Unveiling Dark Sites
Urbex/Rurex as a Method in Critical Animal History
DOI:
https://doi.org/10.1558/jca.30043Keywords:
animal history, dark tourism, farms, rurex, slaughterhouses, urbexAbstract
This article explores the potential and limitations of utilizing rural exploration (rurex) as a method in critical animal studies, with a particular focus on the subfield of animal history.

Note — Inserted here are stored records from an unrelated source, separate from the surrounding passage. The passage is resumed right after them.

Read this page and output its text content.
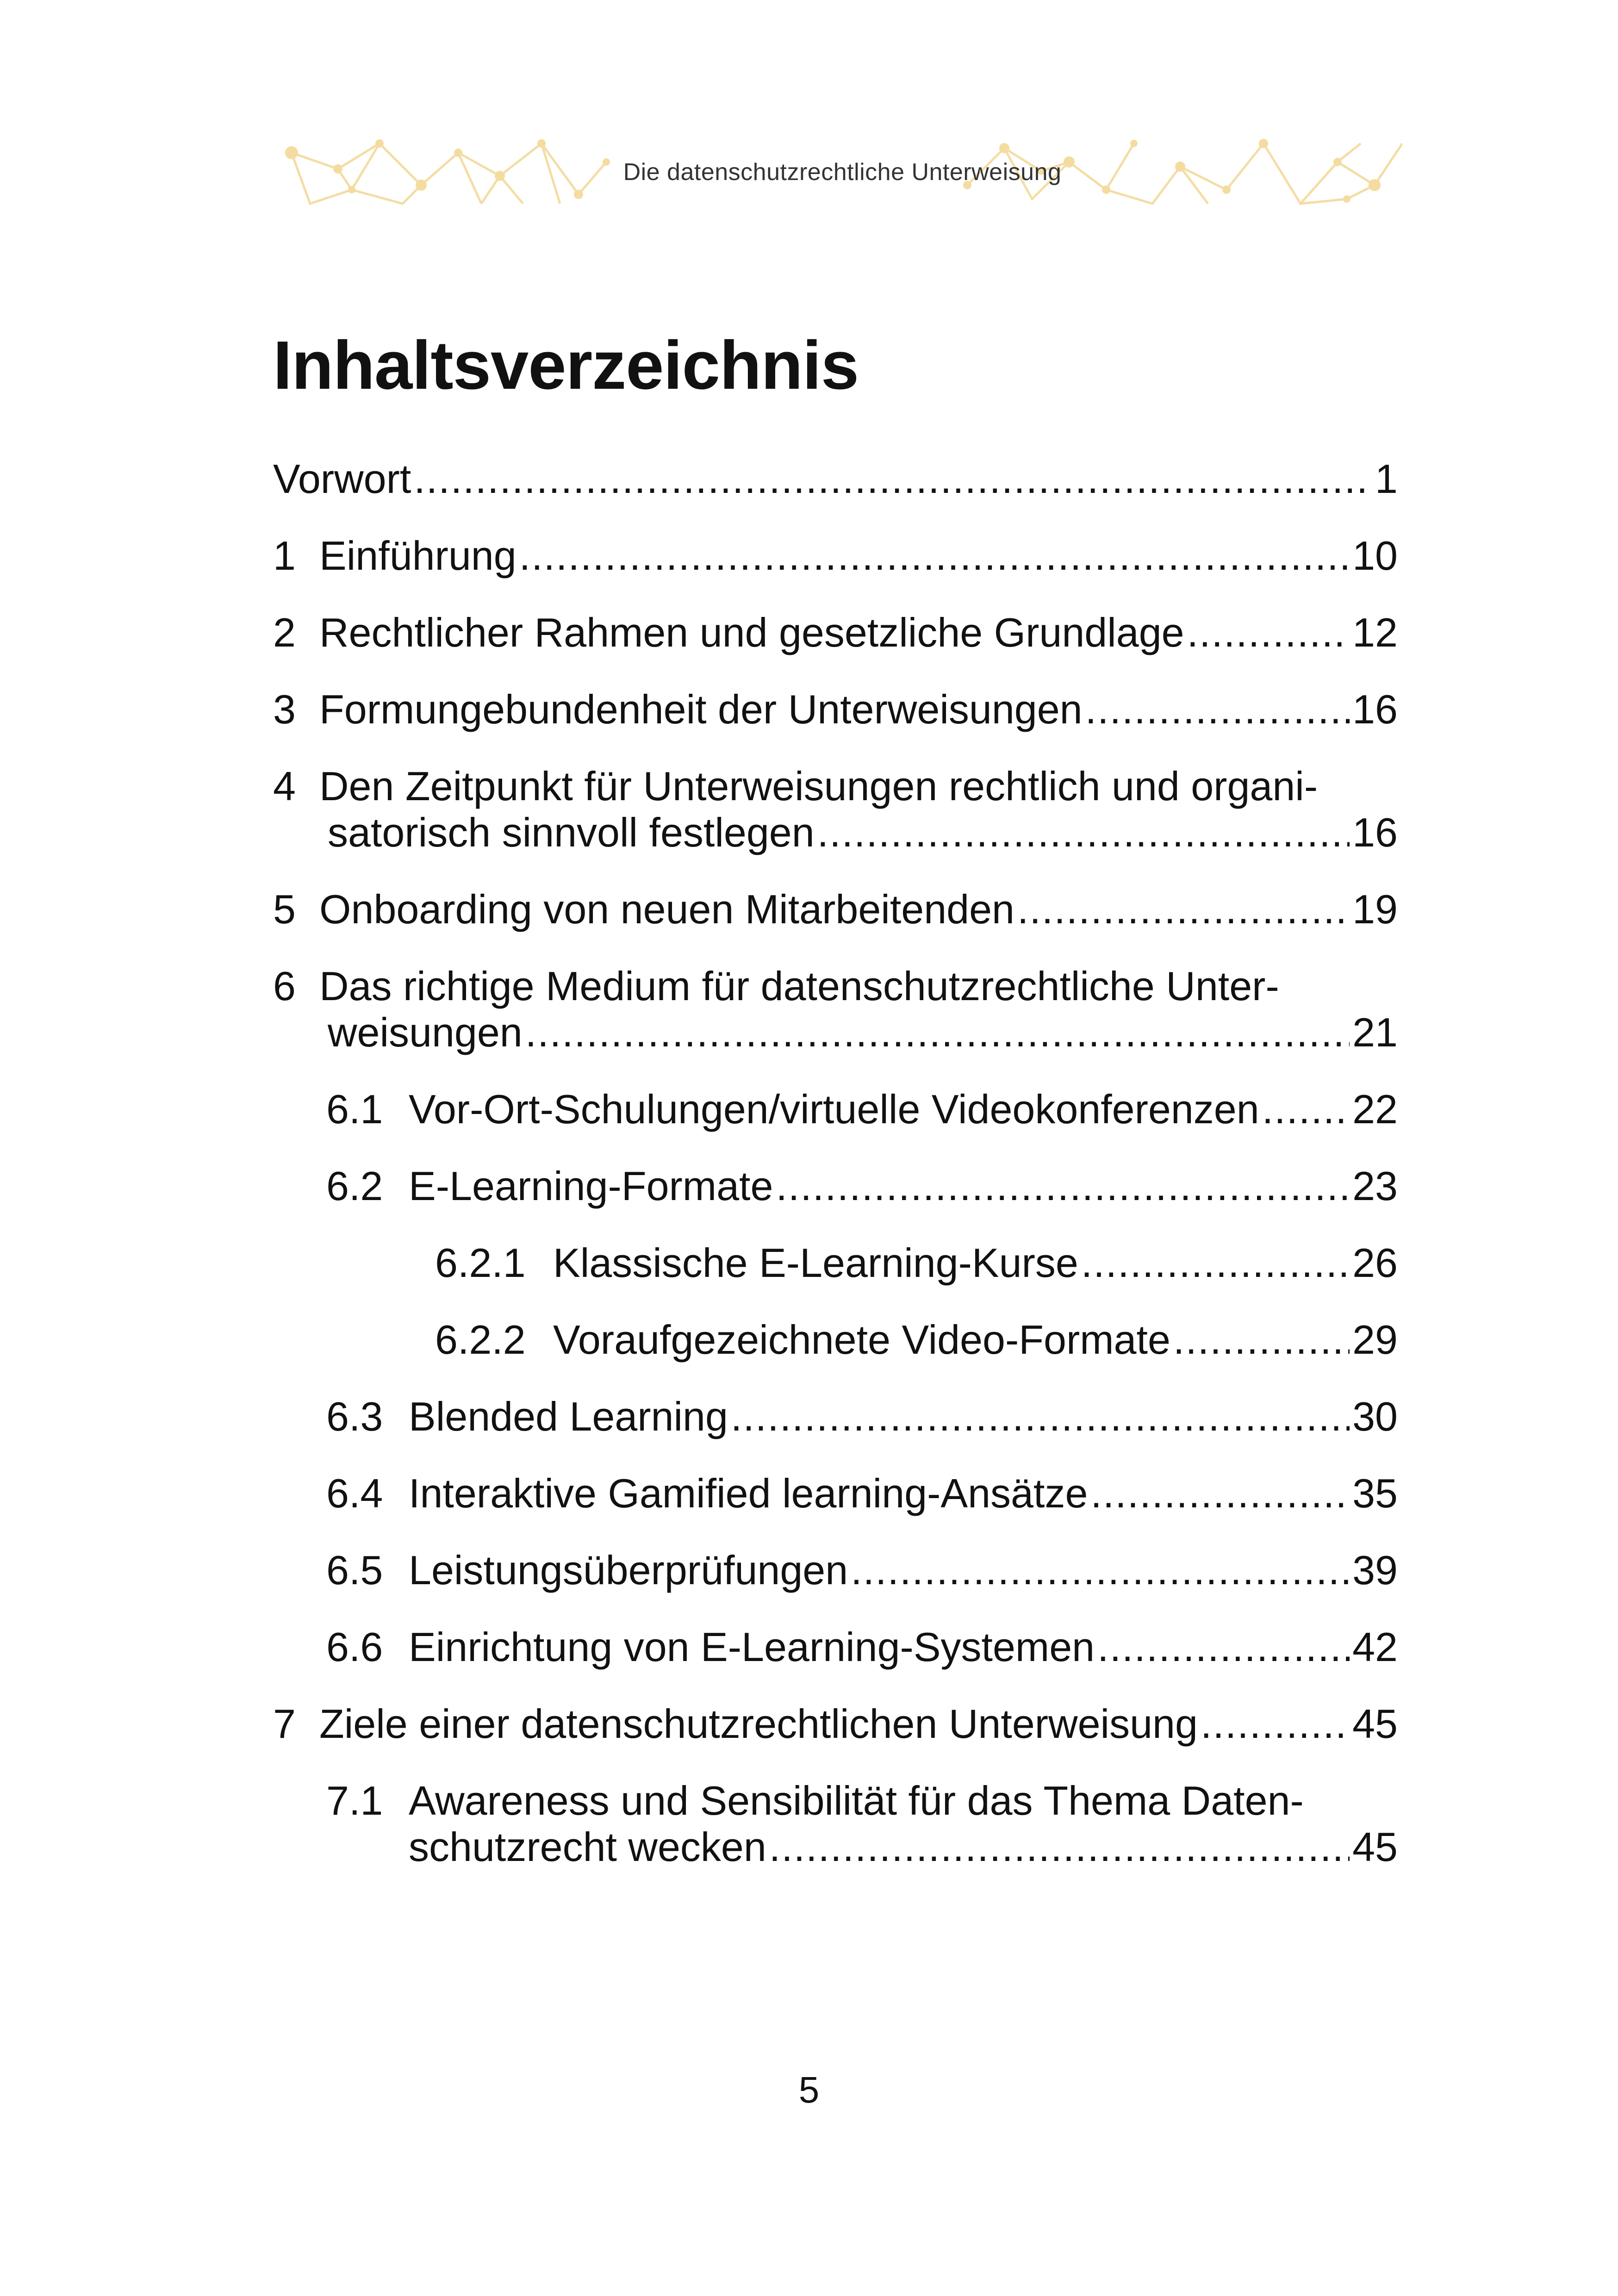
Die datenschutzrechtliche Unterweisung
Inhaltsverzeichnis
Vorwort .....	1
1 Einführung .....	10
2 Rechtlicher Rahmen und gesetzliche Grundlage .....	12
3 Formungebundenheit der Unterweisungen .....	16
4 Den Zeitpunkt für Unterweisungen rechtlich und organi-
satorisch sinnvoll festlegen .....	16
5 Onboarding von neuen Mitarbeitenden .....	19
6 Das richtige Medium für datenschutzrechtliche Unter-
weisungen .....	21
6.1 Vor-Ort-Schulungen/virtuelle Videokonferenzen ..... 22
6.2 E-Learning-Formate .....	23
6.2.1 Klassische E-Learning-Kurse .....	26
6.2.2 Voraufgezeichnete Video-Formate .....	29
6.3 Blended Learning .....	30
6.4 Interaktive Gamified learning-Ansätze .....	35
6.5 Leistungsüberprüfungen .....	39
6.6 Einrichtung von E-Learning-Systemen .....	42
7 Ziele einer datenschutzrechtlichen Unterweisung .....	45
7.1 Awareness und Sensibilität für das Thema Daten-
schutzrecht wecken .....	45
5
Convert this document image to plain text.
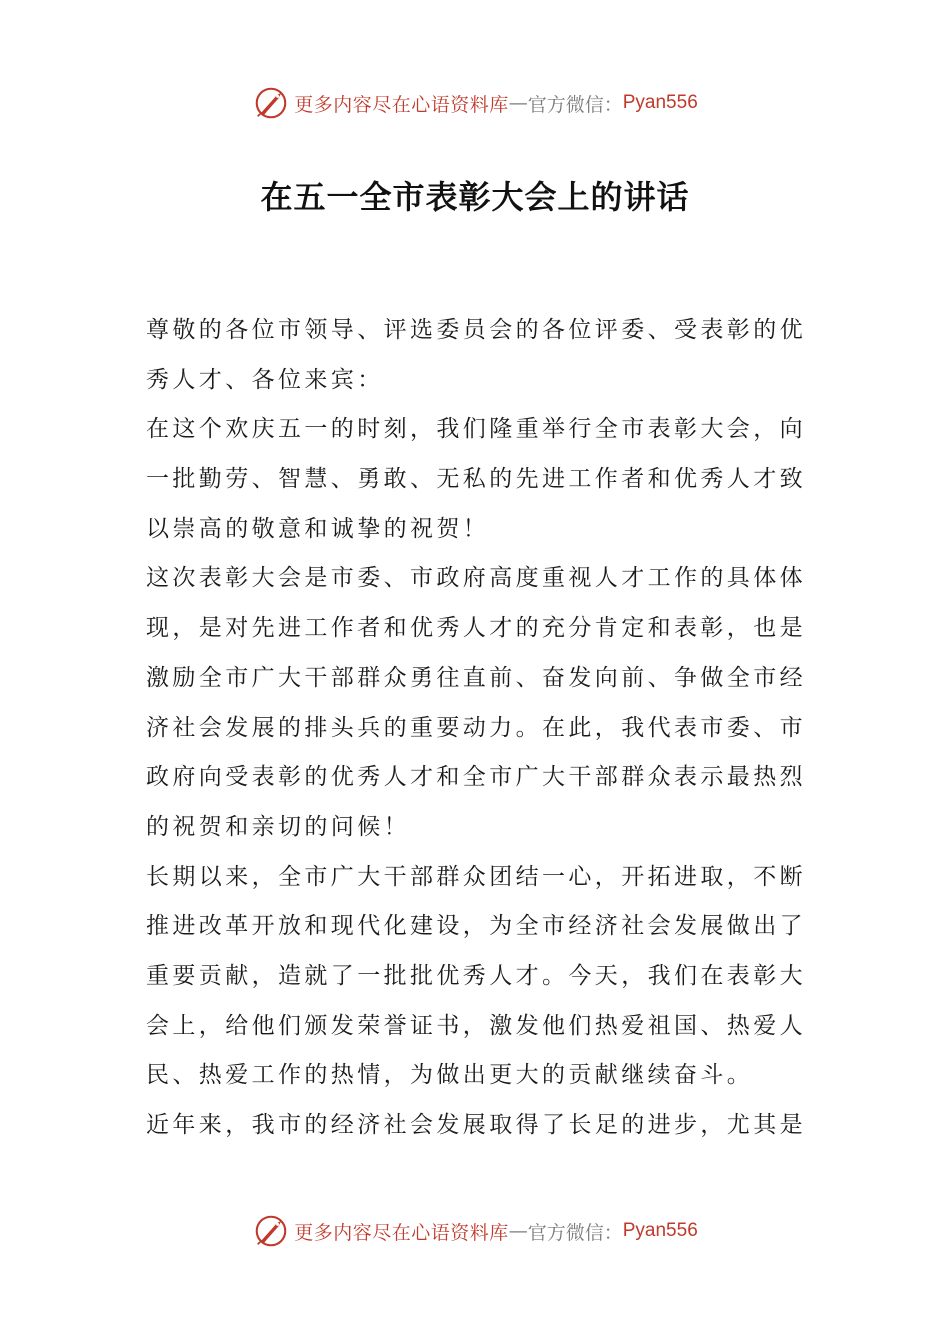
更多内容尽在心语资料库 — 官方微信： Pyan556
在五一全市表彰大会上的讲话
尊敬的各位市领导、评选委员会的各位评委、受表彰的优
秀人才、各位来宾：
在这个欢庆五一的时刻，我们隆重举行全市表彰大会，向
一批勤劳、智慧、勇敢、无私的先进工作者和优秀人才致
以崇高的敬意和诚挚的祝贺！
这次表彰大会是市委、市政府高度重视人才工作的具体体
现，是对先进工作者和优秀人才的充分肯定和表彰，也是
激励全市广大干部群众勇往直前、奋发向前、争做全市经
济社会发展的排头兵的重要动力。在此，我代表市委、市
政府向受表彰的优秀人才和全市广大干部群众表示最热烈
的祝贺和亲切的问候！
长期以来，全市广大干部群众团结一心，开拓进取，不断
推进改革开放和现代化建设，为全市经济社会发展做出了
重要贡献，造就了一批批优秀人才。今天，我们在表彰大
会上，给他们颁发荣誉证书，激发他们热爱祖国、热爱人
民、热爱工作的热情，为做出更大的贡献继续奋斗。
近年来，我市的经济社会发展取得了长足的进步，尤其是
更多内容尽在心语资料库 — 官方微信： Pyan556
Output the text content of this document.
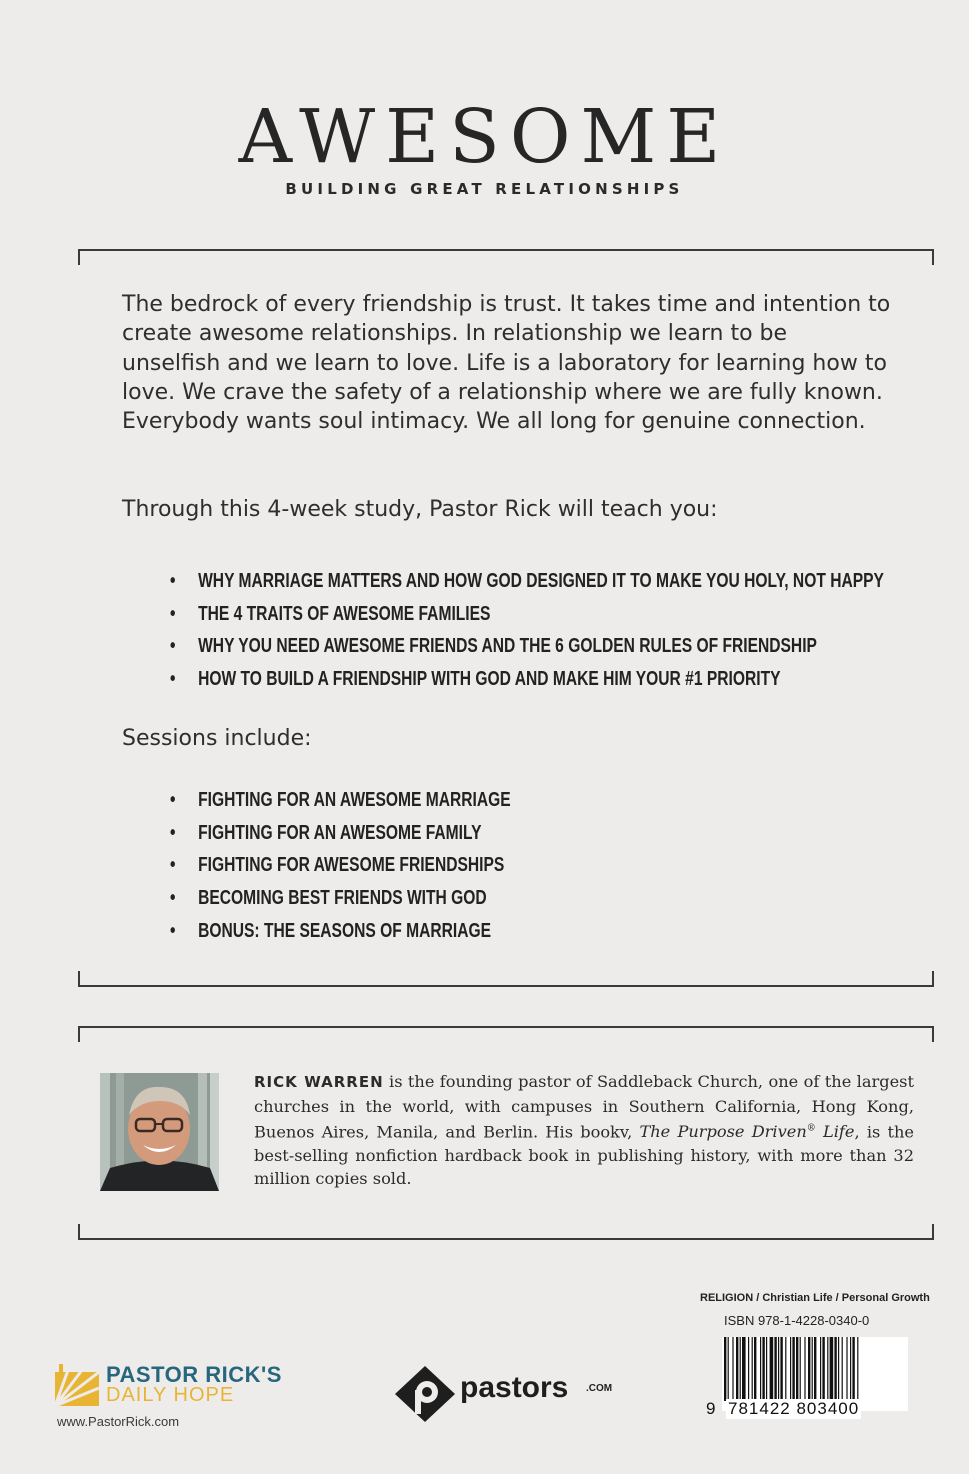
AWESOME
BUILDING GREAT RELATIONSHIPS
The bedrock of every friendship is trust. It takes time and intention to create awesome relationships. In relationship we learn to be unselfish and we learn to love. Life is a laboratory for learning how to love. We crave the safety of a relationship where we are fully known. Everybody wants soul intimacy. We all long for genuine connection.
Through this 4-week study, Pastor Rick will teach you:
• WHY MARRIAGE MATTERS AND HOW GOD DESIGNED IT TO MAKE YOU HOLY, NOT HAPPY
• THE 4 TRAITS OF AWESOME FAMILIES
• WHY YOU NEED AWESOME FRIENDS AND THE 6 GOLDEN RULES OF FRIENDSHIP
• HOW TO BUILD A FRIENDSHIP WITH GOD AND MAKE HIM YOUR #1 PRIORITY
Sessions include:
• FIGHTING FOR AN AWESOME MARRIAGE
• FIGHTING FOR AN AWESOME FAMILY
• FIGHTING FOR AWESOME FRIENDSHIPS
• BECOMING BEST FRIENDS WITH GOD
• BONUS: THE SEASONS OF MARRIAGE
RICK WARREN is the founding pastor of Saddleback Church, one of the largest churches in the world, with campuses in Southern California, Hong Kong, Buenos Aires, Manila, and Berlin. His bookv, The Purpose Driven® Life, is the best-selling nonfiction hardback book in publishing history, with more than 32 million copies sold.
RELIGION / Christian Life / Personal Growth
ISBN 978-1-4228-0340-0
9 781422 803400
PASTOR RICK'S
DAILY HOPE
www.PastorRick.com
pastors .COM
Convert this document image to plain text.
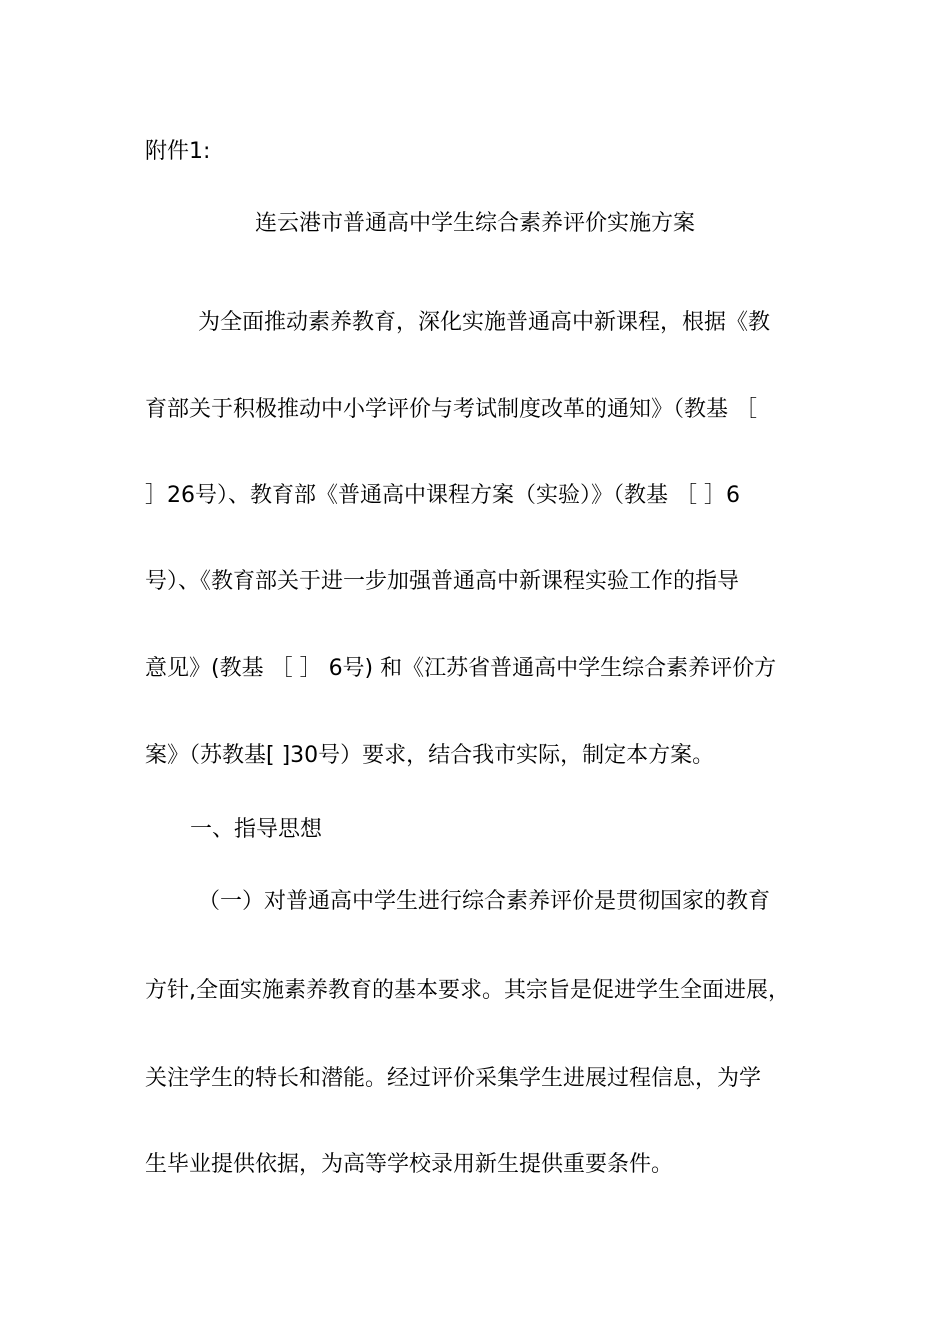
附件1:

连云港市普通高中学生综合素养评价实施方案

为全面推动素养教育，深化实施普通高中新课程，根据《教

育部关于积极推动中小学评价与考试制度改革的通知》（教基 ［

］26号）、教育部《普通高中课程方案（实验）》（教基 ［ ］6

号）、《教育部关于进一步加强普通高中新课程实验工作的指导

意见》(教基 ［ ］ 6号) 和《江苏省普通高中学生综合素养评价方

案》（苏教基[ ]30号）要求，结合我市实际，制定本方案。

一、指导思想

（一）对普通高中学生进行综合素养评价是贯彻国家的教育

方针,全面实施素养教育的基本要求。其宗旨是促进学生全面进展，

关注学生的特长和潜能。经过评价采集学生进展过程信息，为学

生毕业提供依据，为高等学校录用新生提供重要条件。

Documentary evidence detailing the lives and deaths of animals in history is remarkably scarce, but the relative accessibility of material remains from the contemporary past means that new field methods based on archaeological thinking may serve as a valuable tool for gathering crucial insights into the historical experiences of animals. The article describes investigative journeys through abandoned architectural structures linked to animal exploitation in Poland, focusing on three specific sites used during the communist era (1944–1989) and possibly into the early post-communist period, all of which are now in ruins: a farm, a slaughterhouse and an incineration plant. I argue that exploring material environments of animal exploitation is often the only means of accessing practices that go unnoticed due to their marginal status in the popular imagination. Although such access via remnants is always partial and imperfect, it can illuminate aspects of interspecies relations that cultural representations may overlook, such as the material dimensions of spaces, physical sensations and the interactions between humans and animal bodies within the built environment.